İrfan meşalesi, İlahî bir nur, Rabbanî bir mürşit ve manevi bir kuvvet olan aklı ihsan etmeseydin seni nasıl tanıyacaktık. Senin sonsuz azamet ve kudretini nasıl tefekkür edecektik. Basar isminin küçük bir numunesi olan gözü lütfetmeseydin senin varlığının ve birliğinin aynası, isimlerinin tecellisi, kudretinin turrası olan eşyayı nasıl görecektik. Senin bedi, garip ve acip eserlerini gözümle seyrediyor, kulağımızla ulvi sesleri işitiyor, dilimizle nimetlerini tadıyor ve aklımızla eserlerini tefekkür ediyoruz.
Yarabbi! İmanın mahalli, marifet ve muhabbetin tecellîgâhı ve bütün feyizlerin kaynağı olan kalbi bahşetmeseydin sana nasıl iman edip, seni nasıl sevecektik.

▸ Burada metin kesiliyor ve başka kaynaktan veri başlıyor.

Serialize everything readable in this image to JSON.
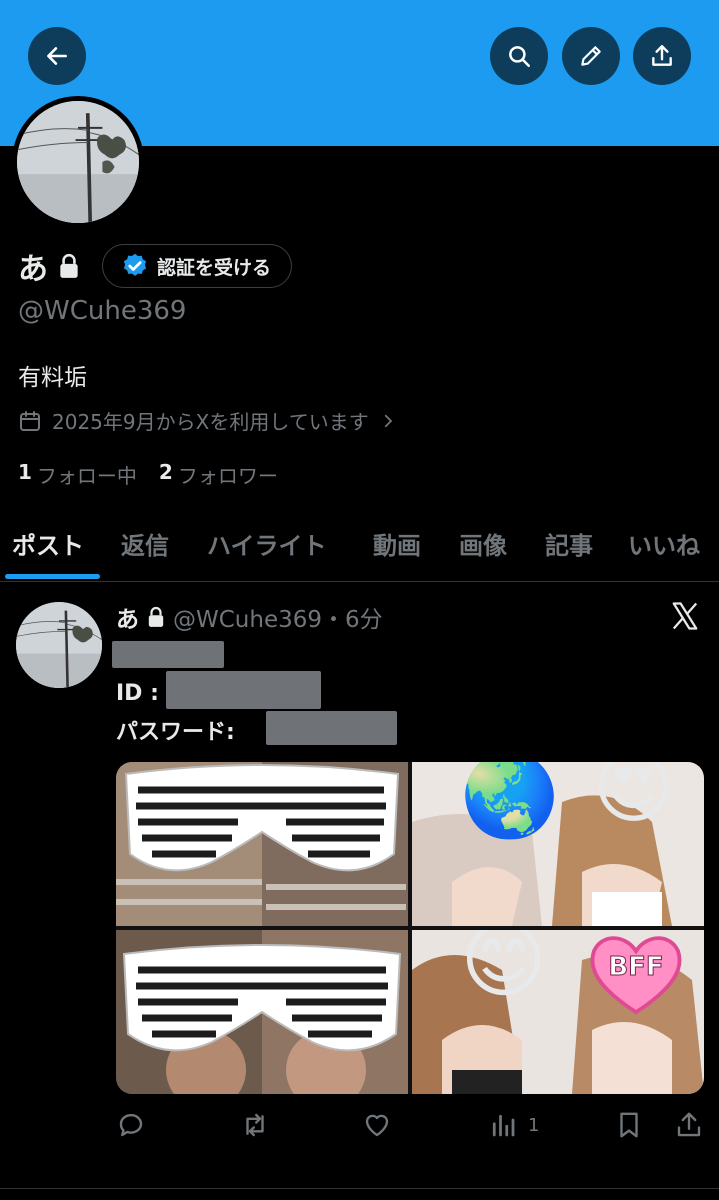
{
  "profile": {
    "display_name": "あ",
    "verify_label": "認証を受ける",
    "handle": "@WCuhe369",
    "bio": "有料垢",
    "joined": "2025年9月からXを利用しています",
    "following_count": "1",
    "following_label": "フォロー中",
    "followers_count": "2",
    "followers_label": "フォロワー"
  },
  "tabs": [
    {
      "label": "ポスト",
      "active": true
    },
    {
      "label": "返信"
    },
    {
      "label": "ハイライト"
    },
    {
      "label": "動画"
    },
    {
      "label": "画像"
    },
    {
      "label": "記事"
    },
    {
      "label": "いいね"
    }
  ],
  "post": {
    "author": "あ",
    "meta": "@WCuhe369・6分",
    "id_label": "ID :",
    "password_label": "パスワード:",
    "emojis": [
      "🌏",
      "😍",
      "😊",
      "BFF"
    ],
    "actions": {
      "views_count": "1"
    }
  },
  "colors": {
    "accent": "#1d9bf0",
    "banner": "#1d9bf0",
    "muted": "#71767b"
  },
  "icons": [
    "back-arrow-icon",
    "search-icon",
    "pencil-icon",
    "share-icon",
    "lock-icon",
    "verified-badge-icon",
    "calendar-icon",
    "chevron-right-icon",
    "x-logo-icon",
    "reply-icon",
    "repost-icon",
    "like-icon",
    "views-icon",
    "bookmark-icon"
  ]
}
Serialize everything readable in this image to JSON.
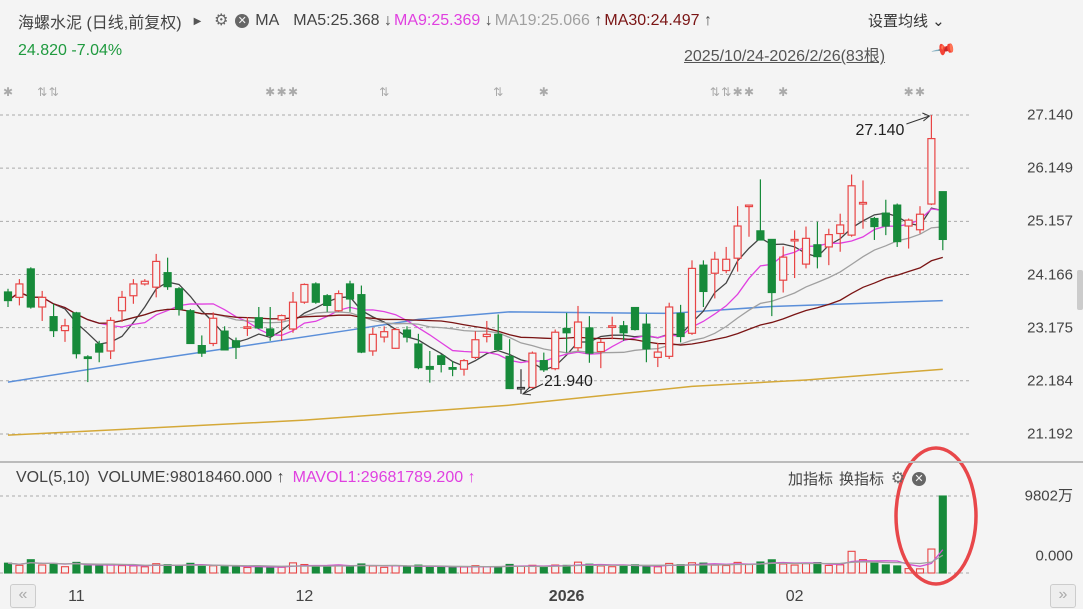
{
  "header": {
    "title": "海螺水泥 (日线,前复权)",
    "indicator": "MA",
    "ma_items": [
      {
        "label": "MA5:25.368",
        "arrow": "↓",
        "color": "#444444"
      },
      {
        "label": "MA9:25.369",
        "arrow": "↓",
        "color": "#e040e0"
      },
      {
        "label": "MA19:25.066",
        "arrow": "↑",
        "color": "#a0a0a0"
      },
      {
        "label": "MA30:24.497",
        "arrow": "↑",
        "color": "#7a1414"
      }
    ],
    "settings": "设置均线 ⌄"
  },
  "quote": {
    "price": "24.820",
    "change": "-7.04%"
  },
  "range": "2025/10/24-2026/2/26(83根)",
  "volume_panel": {
    "title": "VOL(5,10)",
    "volume": "VOLUME:98018460.000",
    "volume_arrow": "↑",
    "mavol": "MAVOL1:29681789.200",
    "mavol_arrow": "↑",
    "add_indicator": "加指标",
    "switch_indicator": "换指标",
    "max_label": "9802万",
    "zero_label": "0.000",
    "max_value": 98018460
  },
  "nav": {
    "prev": "«",
    "next": "»"
  },
  "chart_data": {
    "type": "candlestick",
    "ylim": [
      21.192,
      27.14
    ],
    "y_ticks": [
      "27.140",
      "26.149",
      "25.157",
      "24.166",
      "23.175",
      "22.184",
      "21.192"
    ],
    "x_ticks": [
      {
        "label": "11",
        "date": "2025-11-03"
      },
      {
        "label": "12",
        "date": "2025-12-01"
      },
      {
        "label": "2026",
        "date": "2026-01-05"
      },
      {
        "label": "02",
        "date": "2026-02-02"
      }
    ],
    "ma_periods": [
      5,
      9,
      19,
      30
    ],
    "mavol_periods": [
      5,
      10
    ],
    "colors": {
      "up": "#e84545",
      "down": "#178a3a",
      "ma5": "#444444",
      "ma9": "#e040e0",
      "ma19": "#a0a0a0",
      "ma30": "#7a1414",
      "long_blue": "#5b8fd9",
      "long_gold": "#d4a838",
      "mavol5": "#d050d0",
      "mavol10": "#a0a0a0",
      "highlight": "#e8474a"
    },
    "long_lines": [
      {
        "color": "#5b8fd9",
        "points": [
          [
            "2025-10-24",
            22.16
          ],
          [
            "2025-11-11",
            22.56
          ],
          [
            "2025-12-05",
            23.13
          ],
          [
            "2025-12-15",
            23.33
          ],
          [
            "2025-12-25",
            23.47
          ],
          [
            "2026-01-16",
            23.44
          ],
          [
            "2026-01-29",
            23.57
          ],
          [
            "2026-02-26",
            23.68
          ]
        ]
      },
      {
        "color": "#d4a838",
        "points": [
          [
            "2025-10-24",
            21.17
          ],
          [
            "2025-12-01",
            21.45
          ],
          [
            "2025-12-25",
            21.73
          ],
          [
            "2026-01-20",
            22.08
          ],
          [
            "2026-02-03",
            22.2
          ],
          [
            "2026-02-26",
            22.4
          ]
        ]
      }
    ],
    "annotations": [
      {
        "label": "27.140",
        "date": "2026-02-25",
        "kind": "high"
      },
      {
        "label": "21.940",
        "date": "2025-12-26",
        "kind": "low"
      }
    ],
    "markers": [
      {
        "type": "star",
        "date": "2025-10-24"
      },
      {
        "type": "updown",
        "date": "2025-10-29"
      },
      {
        "type": "updown",
        "date": "2025-10-30"
      },
      {
        "type": "star",
        "date": "2025-11-26"
      },
      {
        "type": "star",
        "date": "2025-11-27"
      },
      {
        "type": "star",
        "date": "2025-11-28"
      },
      {
        "type": "updown",
        "date": "2025-12-10"
      },
      {
        "type": "updown",
        "date": "2025-12-24"
      },
      {
        "type": "star",
        "date": "2025-12-30"
      },
      {
        "type": "updown",
        "date": "2026-01-22"
      },
      {
        "type": "updown",
        "date": "2026-01-23"
      },
      {
        "type": "star",
        "date": "2026-01-26"
      },
      {
        "type": "star",
        "date": "2026-01-27"
      },
      {
        "type": "star",
        "date": "2026-01-30"
      },
      {
        "type": "star",
        "date": "2026-02-23"
      },
      {
        "type": "star",
        "date": "2026-02-24"
      }
    ],
    "candles_fields": [
      "date",
      "open",
      "high",
      "low",
      "close",
      "volume"
    ],
    "candles": [
      [
        "2025-10-24",
        23.84,
        23.9,
        23.56,
        23.68,
        12500000
      ],
      [
        "2025-10-27",
        23.74,
        24.08,
        23.59,
        23.99,
        9800000
      ],
      [
        "2025-10-28",
        24.27,
        24.3,
        23.53,
        23.56,
        16900000
      ],
      [
        "2025-10-29",
        23.56,
        23.86,
        23.3,
        23.74,
        10200000
      ],
      [
        "2025-10-30",
        23.38,
        23.62,
        23.0,
        23.12,
        12100000
      ],
      [
        "2025-10-31",
        23.12,
        23.34,
        22.91,
        23.21,
        8000000
      ],
      [
        "2025-11-03",
        23.45,
        23.47,
        22.6,
        22.69,
        13500000
      ],
      [
        "2025-11-04",
        22.63,
        22.66,
        22.16,
        22.6,
        9100000
      ],
      [
        "2025-11-05",
        22.87,
        22.93,
        22.53,
        22.72,
        8800000
      ],
      [
        "2025-11-06",
        22.74,
        23.37,
        22.59,
        23.31,
        11000000
      ],
      [
        "2025-11-07",
        23.49,
        23.86,
        23.28,
        23.74,
        9400000
      ],
      [
        "2025-11-10",
        23.77,
        24.08,
        23.62,
        23.99,
        9000000
      ],
      [
        "2025-11-11",
        23.99,
        24.08,
        23.96,
        24.04,
        7900000
      ],
      [
        "2025-11-12",
        23.93,
        24.55,
        23.74,
        24.41,
        11800000
      ],
      [
        "2025-11-13",
        24.2,
        24.48,
        23.88,
        23.94,
        10600000
      ],
      [
        "2025-11-14",
        23.9,
        23.93,
        23.4,
        23.52,
        9500000
      ],
      [
        "2025-11-17",
        23.49,
        23.52,
        22.87,
        22.88,
        12300000
      ],
      [
        "2025-11-18",
        22.84,
        23.03,
        22.63,
        22.7,
        8600000
      ],
      [
        "2025-11-19",
        22.88,
        23.46,
        22.83,
        23.35,
        9200000
      ],
      [
        "2025-11-20",
        23.11,
        23.2,
        22.75,
        22.76,
        8100000
      ],
      [
        "2025-11-21",
        22.93,
        22.99,
        22.59,
        22.81,
        7700000
      ],
      [
        "2025-11-24",
        23.17,
        23.37,
        23.02,
        23.19,
        7000000
      ],
      [
        "2025-11-25",
        23.36,
        23.56,
        23.15,
        23.17,
        8500000
      ],
      [
        "2025-11-26",
        23.15,
        23.56,
        22.93,
        23.03,
        7400000
      ],
      [
        "2025-11-27",
        23.32,
        23.42,
        22.93,
        23.4,
        7300000
      ],
      [
        "2025-11-28",
        23.15,
        23.84,
        23.08,
        23.65,
        12900000
      ],
      [
        "2025-12-01",
        23.65,
        24.0,
        23.62,
        23.98,
        10800000
      ],
      [
        "2025-12-02",
        23.99,
        24.02,
        23.62,
        23.65,
        9100000
      ],
      [
        "2025-12-03",
        23.77,
        23.8,
        23.47,
        23.59,
        8300000
      ],
      [
        "2025-12-04",
        23.49,
        23.87,
        23.47,
        23.81,
        10200000
      ],
      [
        "2025-12-05",
        23.99,
        24.05,
        23.47,
        23.71,
        8700000
      ],
      [
        "2025-12-08",
        23.79,
        23.96,
        22.7,
        22.72,
        11500000
      ],
      [
        "2025-12-09",
        22.74,
        23.17,
        22.65,
        23.05,
        8900000
      ],
      [
        "2025-12-10",
        23.0,
        23.2,
        22.9,
        23.1,
        7200000
      ],
      [
        "2025-12-11",
        22.79,
        23.17,
        22.78,
        23.14,
        9000000
      ],
      [
        "2025-12-12",
        23.13,
        23.2,
        22.9,
        23.0,
        8100000
      ],
      [
        "2025-12-15",
        22.87,
        23.06,
        22.4,
        22.43,
        10000000
      ],
      [
        "2025-12-16",
        22.45,
        22.74,
        22.15,
        22.4,
        8000000
      ],
      [
        "2025-12-17",
        22.65,
        22.68,
        22.34,
        22.49,
        7100000
      ],
      [
        "2025-12-18",
        22.43,
        22.55,
        22.27,
        22.4,
        6900000
      ],
      [
        "2025-12-19",
        22.4,
        22.59,
        22.28,
        22.56,
        7600000
      ],
      [
        "2025-12-22",
        22.62,
        23.11,
        22.59,
        22.95,
        9300000
      ],
      [
        "2025-12-23",
        23.01,
        23.3,
        22.9,
        23.05,
        8200000
      ],
      [
        "2025-12-24",
        23.05,
        23.42,
        22.74,
        22.77,
        7800000
      ],
      [
        "2025-12-25",
        22.64,
        22.96,
        22.03,
        22.04,
        10900000
      ],
      [
        "2025-12-26",
        22.06,
        22.4,
        21.94,
        22.06,
        8400000
      ],
      [
        "2025-12-29",
        22.06,
        22.73,
        22.04,
        22.7,
        9800000
      ],
      [
        "2025-12-30",
        22.56,
        22.71,
        22.35,
        22.39,
        7400000
      ],
      [
        "2025-12-31",
        22.41,
        23.14,
        22.38,
        23.09,
        10100000
      ],
      [
        "2026-01-05",
        23.16,
        23.45,
        22.71,
        23.08,
        9700000
      ],
      [
        "2026-01-06",
        22.8,
        23.58,
        22.74,
        23.28,
        13800000
      ],
      [
        "2026-01-07",
        23.17,
        23.39,
        22.52,
        22.7,
        11200000
      ],
      [
        "2026-01-08",
        22.73,
        22.96,
        22.42,
        22.9,
        9000000
      ],
      [
        "2026-01-09",
        23.18,
        23.38,
        22.96,
        23.21,
        8000000
      ],
      [
        "2026-01-12",
        23.21,
        23.3,
        22.93,
        23.08,
        9400000
      ],
      [
        "2026-01-13",
        23.55,
        23.55,
        23.12,
        23.14,
        10500000
      ],
      [
        "2026-01-14",
        23.24,
        23.43,
        22.53,
        22.78,
        8500000
      ],
      [
        "2026-01-15",
        22.62,
        22.89,
        22.44,
        22.72,
        7900000
      ],
      [
        "2026-01-16",
        22.64,
        23.64,
        22.59,
        23.56,
        12200000
      ],
      [
        "2026-01-19",
        23.44,
        23.6,
        22.9,
        23.01,
        10600000
      ],
      [
        "2026-01-20",
        23.07,
        24.43,
        23.04,
        24.28,
        13000000
      ],
      [
        "2026-01-21",
        24.34,
        24.43,
        23.56,
        23.85,
        12600000
      ],
      [
        "2026-01-22",
        24.19,
        24.59,
        23.72,
        24.45,
        10000000
      ],
      [
        "2026-01-23",
        24.24,
        24.68,
        24.19,
        24.45,
        9500000
      ],
      [
        "2026-01-26",
        24.47,
        25.44,
        24.22,
        25.07,
        13500000
      ],
      [
        "2026-01-27",
        25.44,
        25.46,
        24.87,
        25.46,
        10800000
      ],
      [
        "2026-01-28",
        24.98,
        25.94,
        24.81,
        24.81,
        14000000
      ],
      [
        "2026-01-29",
        24.82,
        24.82,
        23.39,
        23.83,
        16800000
      ],
      [
        "2026-01-30",
        24.06,
        24.69,
        23.83,
        24.49,
        11500000
      ],
      [
        "2026-02-02",
        24.81,
        24.99,
        24.1,
        24.82,
        10100000
      ],
      [
        "2026-02-03",
        24.36,
        25.06,
        24.28,
        24.84,
        11900000
      ],
      [
        "2026-02-04",
        24.72,
        25.15,
        24.28,
        24.5,
        13200000
      ],
      [
        "2026-02-05",
        24.68,
        25.02,
        24.34,
        24.91,
        9600000
      ],
      [
        "2026-02-06",
        24.93,
        25.3,
        24.59,
        25.09,
        10400000
      ],
      [
        "2026-02-09",
        24.9,
        26.03,
        24.87,
        25.82,
        27600000
      ],
      [
        "2026-02-10",
        25.48,
        25.92,
        25.02,
        25.51,
        17000000
      ],
      [
        "2026-02-11",
        25.21,
        25.24,
        24.81,
        25.06,
        12500000
      ],
      [
        "2026-02-12",
        25.31,
        25.56,
        24.9,
        25.07,
        10300000
      ],
      [
        "2026-02-13",
        25.46,
        25.49,
        24.68,
        24.78,
        9000000
      ],
      [
        "2026-02-23",
        25.07,
        25.21,
        24.65,
        25.18,
        5600000
      ],
      [
        "2026-02-24",
        25.0,
        25.44,
        24.93,
        25.29,
        5300000
      ],
      [
        "2026-02-25",
        25.48,
        27.14,
        25.46,
        26.7,
        30500000
      ],
      [
        "2026-02-26",
        25.71,
        25.71,
        24.62,
        24.82,
        98018460
      ]
    ]
  }
}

Bunların şuurunda olan akıllı bir insan, hayatını iman ile nurlandırır, ubudiyetle şereflendirir, zikir ve tespihle ziynetlendirir, tefekkürle süslendirir. Böylece Cenab-ı Hakk’a takarrup eder, rıza-yı ilahiyeye, sonsuz saadetlere ve ikramlara mazhar olur.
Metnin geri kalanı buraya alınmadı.